Uma grande pesquisa, publicada na quinta (5) no periódico The
Lancet, contradiz pesquisas anteriores ao descobrir que o uso de
maconha medicinal não diminui a dor crônica ou substitui o uso remédios para o
problema.
Os pesquisadores da Universidade de New South Wales, na Austrália,
recrutaram 1.514 adultos que receberam prescrição de medicamentos (incluindo
fentanil, morfina, oxicodona, buprenorfina, metadona e hidromorfona) por mais
de seis semanas para tratar a dor com duração superior a três meses. Foram
analisados o estilo de vida, os fatores psicológicos, os escores de dor e o uso
de maconha medicinal no passado e durante o estudo. Os voluntários foram
observados por quatro anos.
Surpreendentemente, a análise revelou que pessoas que usavam maconha
medicinal relataram escores mais altos de dor do que aqueles que não usam
maconha por dois, três ou quatro anos. Transtornos de ansiedade generalizada
também foram significativamente maiores nos usuários de Cannabis e, mesmo após
o ajuste para múltiplos fatores, como idade, dor inicial e dose de
medicamentos, os autores não encontraram associação entre o uso da maconha e a
redução dos remédios para a dor.
Os cientistas ainda observam que uma proporção maior daqueles que nunca
relataram o uso de Cannabis descontinuou os remédios para dor após quatro anos.
“Até onde sabemos, esse é um dos estudos prospectivos mais longos e
aprofundados de uma parcela de pessoas com dor crônica não relacionada ao
câncer, examinando os efeitos do uso de Cannabis sobre a dor e o uso prescrito
de remédios para o problema”, escreveu a equipe.
Mas, segundo eles, a pesquisa não pode fornecer a resposta definitiva
sobre os benefícios e malefícios associados à maconha medicinal.
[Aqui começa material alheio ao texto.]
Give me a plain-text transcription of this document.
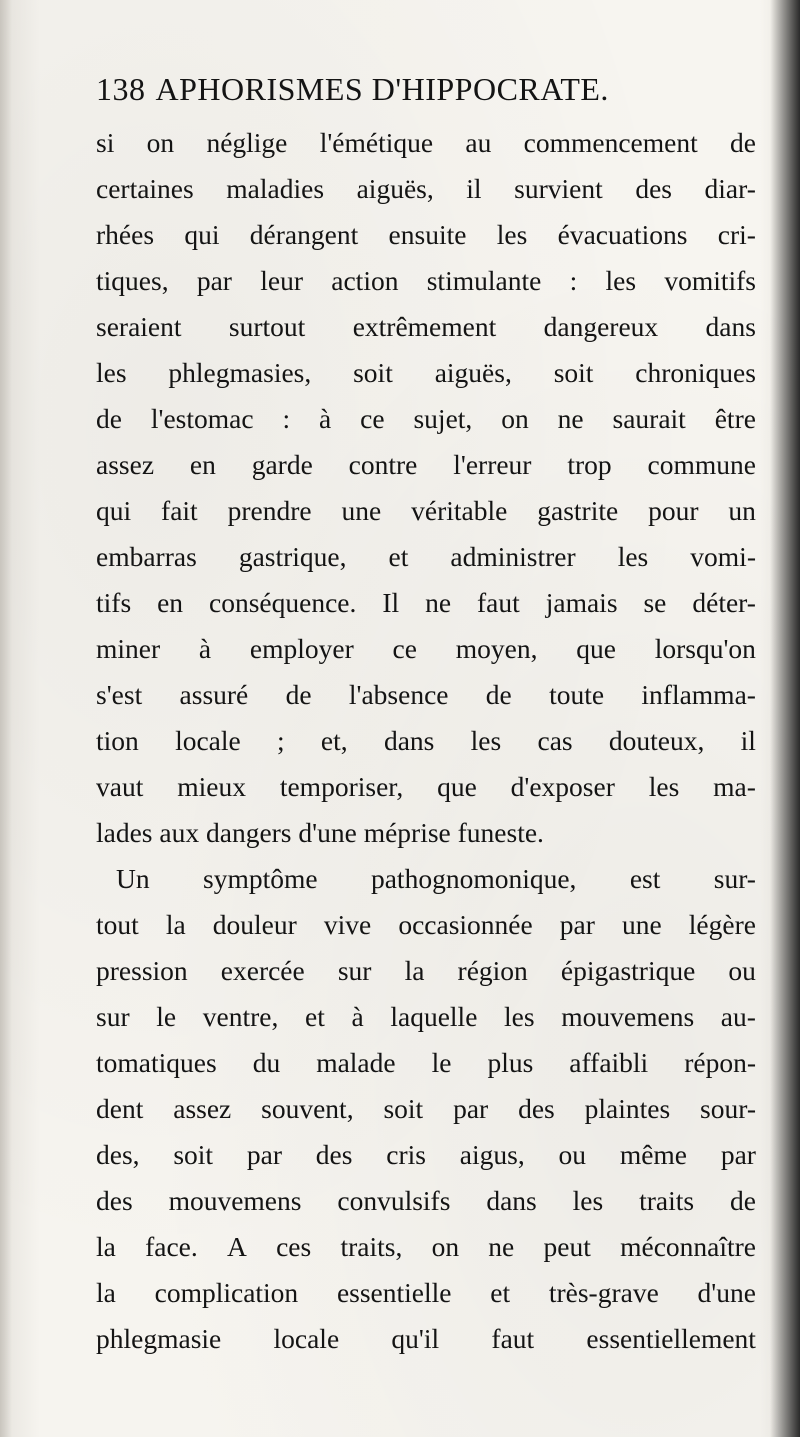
138 APHORISMES D'HIPPOCRATE.
si on néglige l'émétique au commencement de
certaines maladies aiguës, il survient des diar-
rhées qui dérangent ensuite les évacuations cri-
tiques, par leur action stimulante : les vomitifs
seraient surtout extrêmement dangereux dans
les phlegmasies, soit aiguës, soit chroniques
de l'estomac : à ce sujet, on ne saurait être
assez en garde contre l'erreur trop commune
qui fait prendre une véritable gastrite pour un
embarras gastrique, et administrer les vomi-
tifs en conséquence. Il ne faut jamais se déter-
miner à employer ce moyen, que lorsqu'on
s'est assuré de l'absence de toute inflamma-
tion locale ; et, dans les cas douteux, il
vaut mieux temporiser, que d'exposer les ma-
lades aux dangers d'une méprise funeste.
Un symptôme pathognomonique, est sur-
tout la douleur vive occasionnée par une légère
pression exercée sur la région épigastrique ou
sur le ventre, et à laquelle les mouvemens au-
tomatiques du malade le plus affaibli répon-
dent assez souvent, soit par des plaintes sour-
des, soit par des cris aigus, ou même par
des mouvemens convulsifs dans les traits de
la face. A ces traits, on ne peut méconnaître
la complication essentielle et très-grave d'une
phlegmasie locale qu'il faut essentiellement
Isso porque é
possível que os indivíduos que usaram medicamentos a base de maconha estivessem
mais angustiados com a dor e tivessem maiores taxas de ansiedade.
Além disso, o estudo foi realizado antes da legalização da maconha
medicinal pela Austrália, mostrando que os indivíduos que a estavam tomando
esses medicamentos tinham que recorrer a fontes ilícitas e provavelmente não
tinham acesso a produtos especialmente projetados para o tratamento da dor, o
que poderia ter levado a diferenças significativas nos resultados.